Амир и Сорая на блошином рынке в США. Кадр из фильма «Бегущий за ветром» (режиссер Марк Форстер. 2003)

 

Амир, Сохраб и Сорая пускают воздушного змея. Кадр из фильма «Бегущий за ветром» (режиссер Марк Форстер. 2003)

 

ПЕРЕСЕЧЕНИЕ ГРАНИЦЫ: «СВИДЕТЕЛЬ»

В сюжет об экспатрианте изначально входит элемент движения, которое, од­нако, далеко не всегда связано с его иммиграцией. Нередко история имеет своим началом пересечение экспатриантом (особенно принадлежащим к за­крытому сообществу) границы, отделяющей пространство диаспоры от мира вокруг. Это движение — пересечение границы — может исполнять сюжетообразующую роль, но может претендовать и на нечто большее. Мишель де Серто утверждает, что движение есть «потрясающий социальный опыт не­хватки места», «бесконечный процесс отсутствия и поиска»[4].

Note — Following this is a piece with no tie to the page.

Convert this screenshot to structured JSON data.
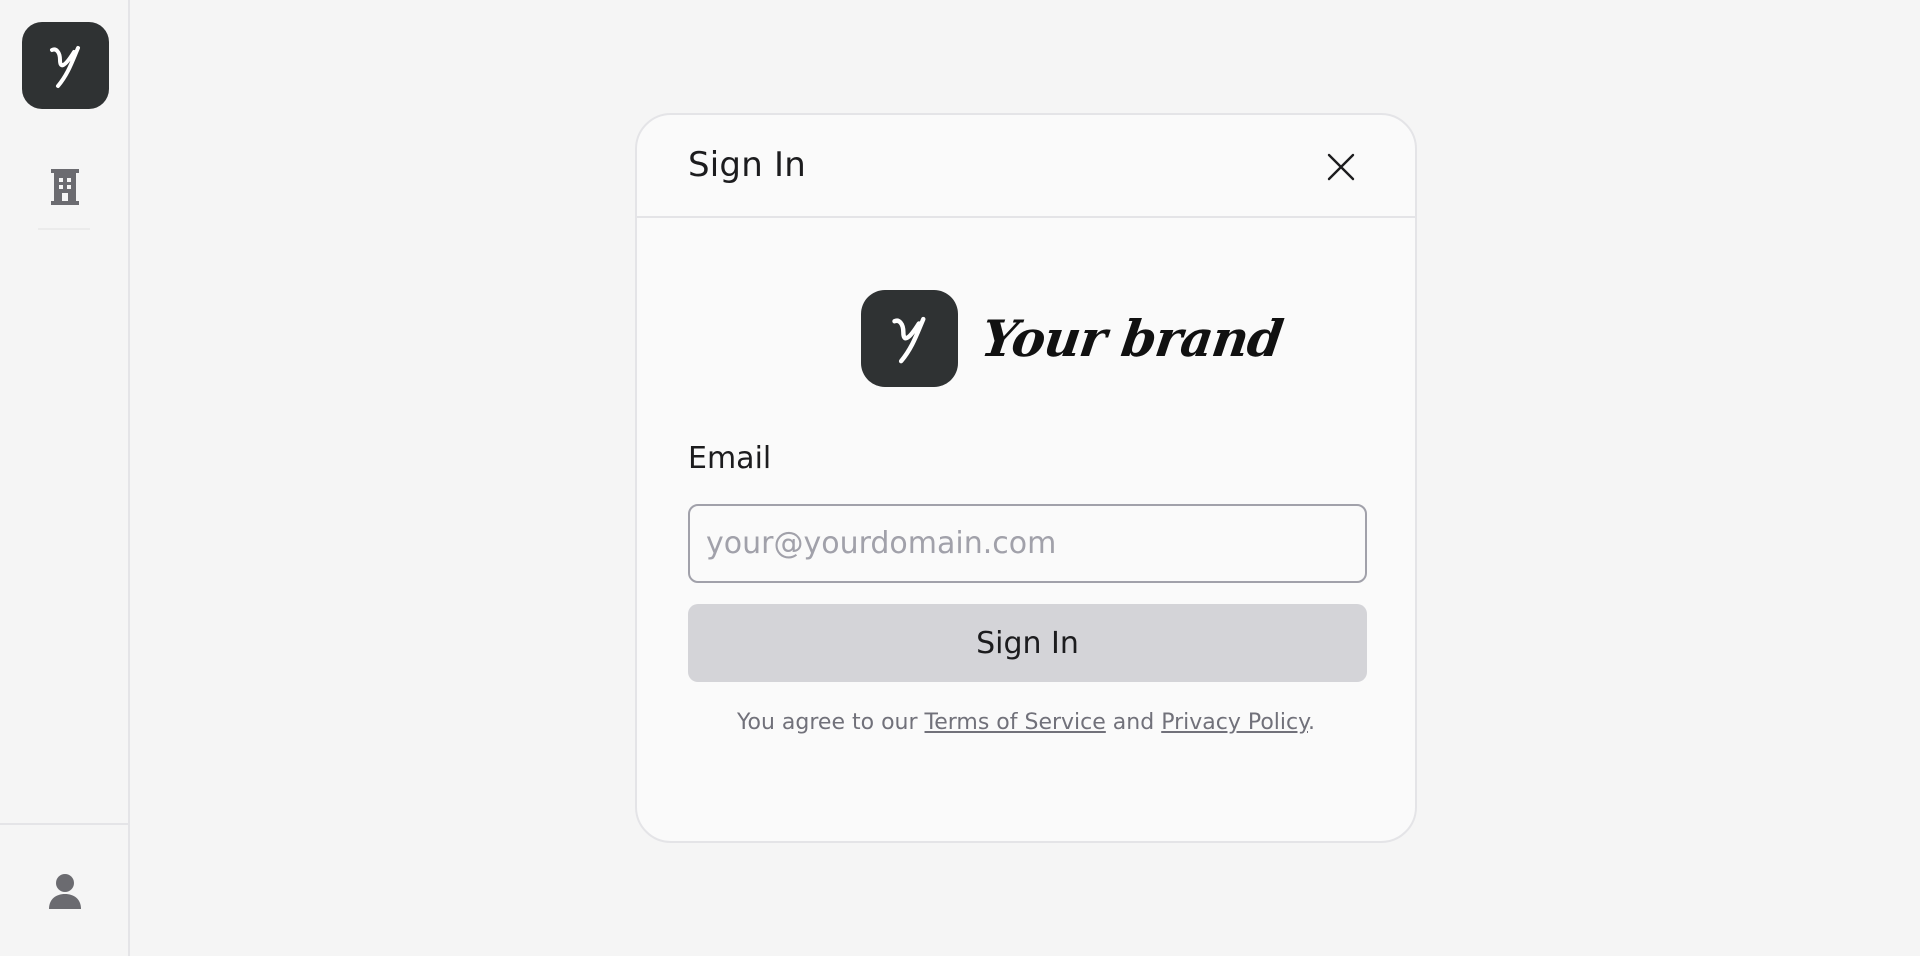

Фильм «Свидетель» («Witness» («Paramount Pictures», 1985)) Питера Уира начинается с поездки к сестре молодой вдовы Рэйчел Лэпп (Келли Энн Макгиллис) с сыном Самуэлем (Лукас Хаас), неожиданно оказавшимся сви­детелем убийства полицейского. Мотив движения возникает в самых первых, открывающих фильм кадрах: движение группы амишей по колосящемуся полю и движение запряженных лошадьми кибиток амишей по дороге. Собст­венно, кадры передвигающихся амишей и есть репрезентация того движе­ния, которое, по де Серто, есть бесконечный процесс поиска «своего» подхо­дящего места. В процессе этого поиска находятся герои фильма: Рэйчел, Самуэль и полицейский инспектор Джон Бук (Харрисон Форд), расследую­щий убийство полицейского. На фоне детективной истории, в которой Самуэль, единственный свидетель, становится объектом охоты причастной к убийству полицейской мафии, разворачивается история коммуникации, личного и культурного взаимодействия закрытого сообщества амишей с ге­роем Харрисона Форда, представителем американской культуры в самом широком смысле.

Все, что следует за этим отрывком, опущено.